Convoluted playoff format ensures quick exit for two of top four teams

Two of the top four teams in the NHL are guaranteed to be out the playoffs after the second round.

Goodbye Nashville or Winnipeg. Goodbye Boston or Tampa Bay. Thanks for playing.

That's the reality under a divisional playoff format that could pit the top two teams in the Eastern and Western Conferences against each other in the conference semifinals after Pittsburgh and Washington were forced into that predicament in back-to-back playoffs.

"There's not a whole lot of logic there," Capitals defenseman Brooks Orpik said on Tuesday.

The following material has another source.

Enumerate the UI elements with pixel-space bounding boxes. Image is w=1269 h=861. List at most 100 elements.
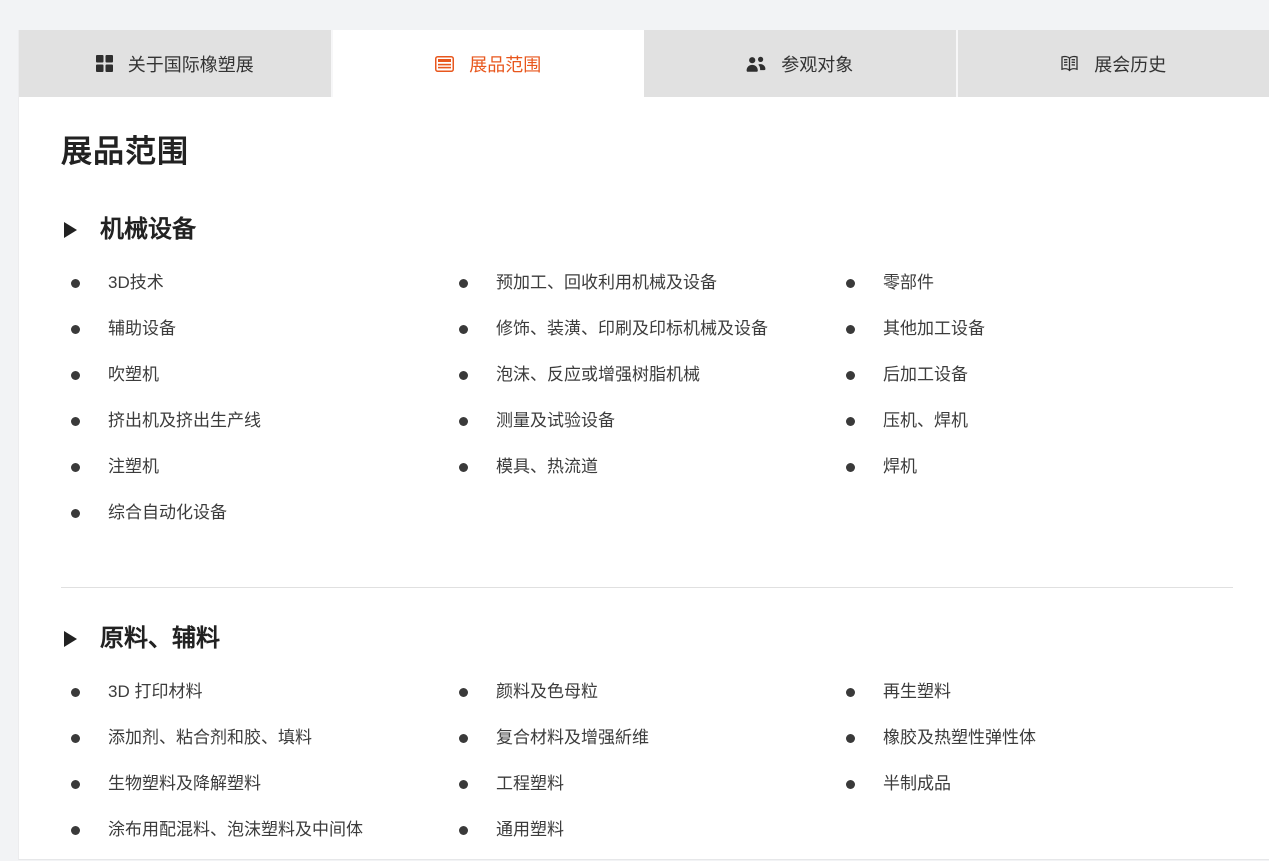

How's this for logic? If ranking teams 1-8 in each conference like the old format that was in place from 1994 through 2013, the No 2 seed is facing the No 4 seed, 3 versus 7, and 5 versus 6 in the first round in the East and the West this year.

A Penguins-Capitals style repeat could happen this year, with the Central Division's Predators and Jets on a crash course for a second-round showdown and the Boston Bruins and Tampa Bay Lightning locked into a stacked Atlantic bracket with the Toronto Maple Leafs.

"You'd think that'd almost be a third-round series kind of thing, but so be it," Predators defenseman Ryan Ellis said.

"It is what it is. You're going to have to see a team like that eventually. There's not much you can do to change it."

Maybe this spring will be enough to spark a change in the oft-criticized format that is agreed to between the league and NHL Players' Association through the 2019-20 season.

The Capitals getting knocked out in the second round by the eventual Stanley Cup-champion Penguins didn't lead to much debate last year.

"I would assume after his year there'd be a bigger appetite to do it," Washington general manager Brian MacLellan said.

"In the past it hasn't affected as many teams as might be required to get that movement. It's basically been us that's been the team that's not benefited from the 1 through 8. But we'll see what happens this year with a couple more really good teams being beat out in the second round."